Babel

Cela fait deux soirs que je regarde le film de Boris Lehman, Babel. Deux soirs, parce que le film dure plus de six heures, presque sept. L’histoire, son histoire, d’un cinéaste qui prépare un voyage en solitaire au Mexique, et de son retour parmi ses amis de Bruxelles. Presque aucune image du Mexique, un ou deux visages tout au plus. Le reste n’est que discussion avec ses amis, après-midi dans les cafés, à la campagne, dans les laboratoires où il développe ses films, Un départ de soi pour revenir à soi. Je ne connaissais pas le réalisateur, jusqu’à ce qu’un ami prête « A la recherche du lieu de ma naissance » à Y. mon compagnon. Un retour à Genève, de la part du cinéaste, qui là, se filme à la recherche de traces de son passé. Dans son travail, dans sa propre autobiographie, j’ai l’impression que le cinéaste me parle.
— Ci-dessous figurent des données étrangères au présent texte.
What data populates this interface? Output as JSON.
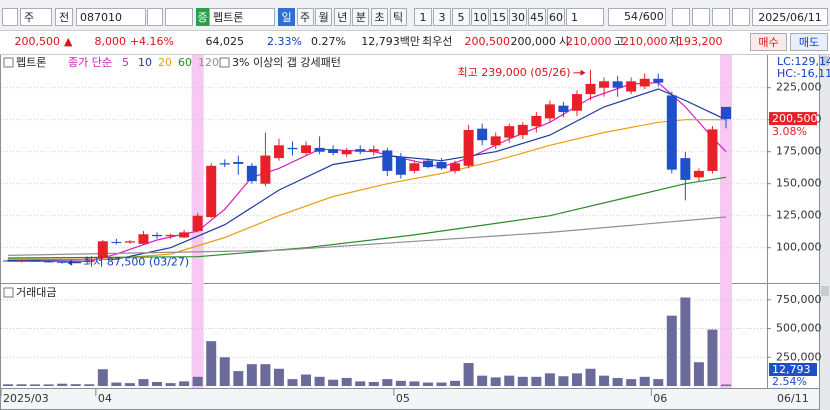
{
  "toolbar": {
    "market": "주",
    "prev": "전",
    "code": "087010",
    "badge": "증",
    "name": "펩트론",
    "periods": [
      "일",
      "주",
      "월",
      "년",
      "분",
      "초",
      "틱"
    ],
    "intervals": [
      "1",
      "3",
      "5",
      "10",
      "15",
      "30",
      "45",
      "60"
    ],
    "interval_select": "1",
    "count": "54",
    "max_count": "/600",
    "date": "2025/06/11"
  },
  "quote": {
    "price": "200,500",
    "arrow": "▲",
    "change": "8,000",
    "change_pct": "+4.16%",
    "volume": "64,025",
    "volume_pct": "2.33%",
    "turnover_pct": "0.27%",
    "amount": "12,793백만",
    "best_label": "최우선",
    "ask": "200,500",
    "bid": "200,000",
    "open_label": "시",
    "open": "210,000",
    "high_label": "고",
    "high": "210,000",
    "low_label": "저",
    "low": "193,200",
    "buy": "매수",
    "sell": "매도"
  },
  "chart_data": [
    {
      "type": "candlestick",
      "title": "펩트론",
      "legend_label": "종가 단순",
      "pattern_label": "3% 이상의 갭 강세패턴",
      "categories": [
        "2025/03",
        null,
        null,
        null,
        null,
        null,
        null,
        "04",
        null,
        null,
        null,
        null,
        null,
        null,
        null,
        null,
        null,
        null,
        null,
        null,
        null,
        null,
        null,
        null,
        null,
        null,
        null,
        null,
        null,
        "05",
        null,
        null,
        null,
        null,
        null,
        null,
        null,
        null,
        null,
        null,
        null,
        null,
        null,
        null,
        null,
        null,
        null,
        null,
        "06",
        null,
        null,
        null,
        null,
        null
      ],
      "open": [
        90000,
        89500,
        90000,
        89300,
        89000,
        88800,
        89000,
        92000,
        104500,
        104000,
        103000,
        110000,
        109000,
        108000,
        113000,
        124000,
        166000,
        167000,
        164000,
        150000,
        170000,
        178000,
        174000,
        178000,
        177000,
        173000,
        177000,
        175000,
        176000,
        171000,
        160000,
        168000,
        167000,
        160000,
        164000,
        193000,
        180000,
        186000,
        188000,
        195000,
        201000,
        211000,
        207000,
        220000,
        225000,
        230000,
        222000,
        226000,
        232000,
        219000,
        170000,
        155000,
        160000,
        210000
      ],
      "high": [
        91000,
        90500,
        90500,
        90000,
        89500,
        89800,
        90500,
        106000,
        107000,
        106000,
        113000,
        112000,
        111000,
        114000,
        127000,
        166000,
        169000,
        172000,
        166000,
        190000,
        185000,
        183000,
        183000,
        187000,
        180000,
        178000,
        180000,
        180000,
        178000,
        174000,
        168000,
        170000,
        170000,
        168000,
        196000,
        197000,
        190000,
        197000,
        198000,
        206000,
        215000,
        214000,
        223000,
        239000,
        233000,
        234000,
        233000,
        236000,
        236000,
        222000,
        175000,
        162000,
        195000,
        210000
      ],
      "low": [
        89000,
        88500,
        89000,
        88500,
        87500,
        88000,
        88500,
        91500,
        102500,
        103000,
        102500,
        107000,
        107000,
        107500,
        112000,
        123000,
        163000,
        157000,
        150000,
        148000,
        168000,
        172000,
        172000,
        173000,
        172000,
        171000,
        173000,
        172000,
        156000,
        154000,
        158000,
        162000,
        161000,
        158000,
        162000,
        180000,
        177000,
        182000,
        185000,
        190000,
        198000,
        202000,
        203000,
        215000,
        218000,
        218000,
        220000,
        224000,
        226000,
        158000,
        137000,
        152000,
        158000,
        193200
      ],
      "close": [
        89500,
        90000,
        89300,
        89000,
        88800,
        89000,
        90000,
        105000,
        104000,
        105000,
        110500,
        109000,
        110000,
        112000,
        125000,
        164000,
        165000,
        165500,
        152000,
        172000,
        180000,
        177000,
        180000,
        175000,
        174000,
        176000,
        175000,
        177000,
        160000,
        157000,
        166000,
        163000,
        162000,
        166000,
        192000,
        184000,
        187000,
        195000,
        196000,
        203000,
        212000,
        206000,
        220000,
        228000,
        230000,
        225000,
        230000,
        232000,
        229000,
        161000,
        153000,
        160000,
        192500,
        200500
      ],
      "up_color": "#e8202a",
      "down_color": "#1f4fc9",
      "lines": [
        {
          "name": "5",
          "color": "#d020c0",
          "x": [
            0,
            6,
            8,
            11,
            14,
            16,
            18,
            20,
            23,
            27,
            29,
            32,
            34,
            37,
            40,
            43,
            46,
            48,
            50,
            52,
            53
          ],
          "values": [
            89500,
            89300,
            95000,
            106000,
            113000,
            130000,
            155000,
            162000,
            177000,
            175000,
            170000,
            163000,
            170000,
            185000,
            198000,
            217000,
            228000,
            229000,
            210000,
            186000,
            175000
          ]
        },
        {
          "name": "10",
          "color": "#1a3aa0",
          "x": [
            0,
            8,
            12,
            16,
            20,
            24,
            28,
            32,
            36,
            40,
            44,
            48,
            50,
            52,
            53
          ],
          "values": [
            90000,
            91000,
            100000,
            118000,
            145000,
            165000,
            172000,
            168000,
            175000,
            188000,
            210000,
            224000,
            215000,
            205000,
            200000
          ]
        },
        {
          "name": "20",
          "color": "#e8a010",
          "x": [
            0,
            7,
            12,
            16,
            20,
            24,
            28,
            32,
            36,
            40,
            44,
            48,
            50,
            53
          ],
          "values": [
            91000,
            91000,
            95000,
            108000,
            125000,
            140000,
            150000,
            158000,
            168000,
            180000,
            190000,
            198000,
            200000,
            200000
          ]
        },
        {
          "name": "60",
          "color": "#2a8a2a",
          "x": [
            0,
            14,
            22,
            30,
            40,
            46,
            50,
            53
          ],
          "values": [
            92000,
            93000,
            100000,
            110000,
            125000,
            140000,
            150000,
            155000
          ]
        },
        {
          "name": "120",
          "color": "#909090",
          "x": [
            0,
            20,
            40,
            53
          ],
          "values": [
            94000,
            98000,
            112000,
            124000
          ]
        }
      ],
      "gap_days": [
        14,
        53
      ],
      "highlight_color": "#f7c8f2",
      "ylim": [
        74000,
        249000
      ],
      "yticks": [
        {
          "value": 100000,
          "label": "100,000"
        },
        {
          "value": 125000,
          "label": "125,000"
        },
        {
          "value": 150000,
          "label": "150,000"
        },
        {
          "value": 175000,
          "label": "175,000"
        },
        {
          "value": 200000,
          "label": "200,000"
        },
        {
          "value": 225000,
          "label": "225,000"
        }
      ],
      "grid": true,
      "max_label": "최고 239,000 (05/26)",
      "min_label": "최저 87,500 (03/27)",
      "last_price_label": "200,500",
      "last_change_label": "3.08%",
      "lc_label": "LC:129,14",
      "hc_label": "HC:-16,11",
      "end_date": "06/11"
    },
    {
      "type": "bar",
      "title": "거래대금",
      "values": [
        15000,
        15000,
        14000,
        14000,
        20000,
        16000,
        15000,
        146000,
        30000,
        25000,
        60000,
        35000,
        25000,
        40000,
        80000,
        390000,
        250000,
        130000,
        190000,
        190000,
        150000,
        60000,
        100000,
        80000,
        55000,
        70000,
        40000,
        35000,
        60000,
        45000,
        40000,
        30000,
        30000,
        45000,
        200000,
        90000,
        75000,
        90000,
        80000,
        80000,
        110000,
        85000,
        110000,
        150000,
        90000,
        70000,
        60000,
        80000,
        60000,
        612000,
        770000,
        207000,
        491000,
        12793
      ],
      "color": "#6b6b9b",
      "ylim": [
        0,
        870000
      ],
      "yticks": [
        {
          "value": 250000,
          "label": "250,000"
        },
        {
          "value": 500000,
          "label": "500,000"
        },
        {
          "value": 750000,
          "label": "750,000"
        }
      ],
      "grid": true,
      "last_value_label": "12,793",
      "last_pct_label": "2.54%"
    }
  ]
}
Pourtant, rien de transcendant dans son discours. Il filme une à une les choses qu’il a ramené de ses voyages, montre ses photographies à ses amis. Et j’ai l’impression que ce film est parti à ma recherche. Qu’il dissèque mon passé et mon futur, comme sur la scène ou Boris Lehman consulte un ami « voyant » pour savoir ce qui l’attend. Boris Lehman filme sa vie, et la mienne. "C’est un portrait de moi, par moi-même" dit-il. Filmer l’impossibilité de faire du cinéma. "L’important, c’est le déplacement, pas l’arrivée" explique-til. Il interroge le « je ». "J’aime varier mon existence". Les amis du cinéaste sont tous musiciens, tous artistes. Des intellectuels en somme. Il dit : "Les malheurs sont là. Il faut les affronter, ou les fuir, mais ils sont là". "C’est toujours un peu sa mère qu’on cherche". "Avoir peur de ce qu’on a envie, c'est toujours la même chose". "Mes enfants à moi, ce sont mes objets". Comme je me retrouve dans sa dernière phrase. Quand on n'a pas d'enfant à soi, toutes ces choses que l'on fait pour créer quelque chose.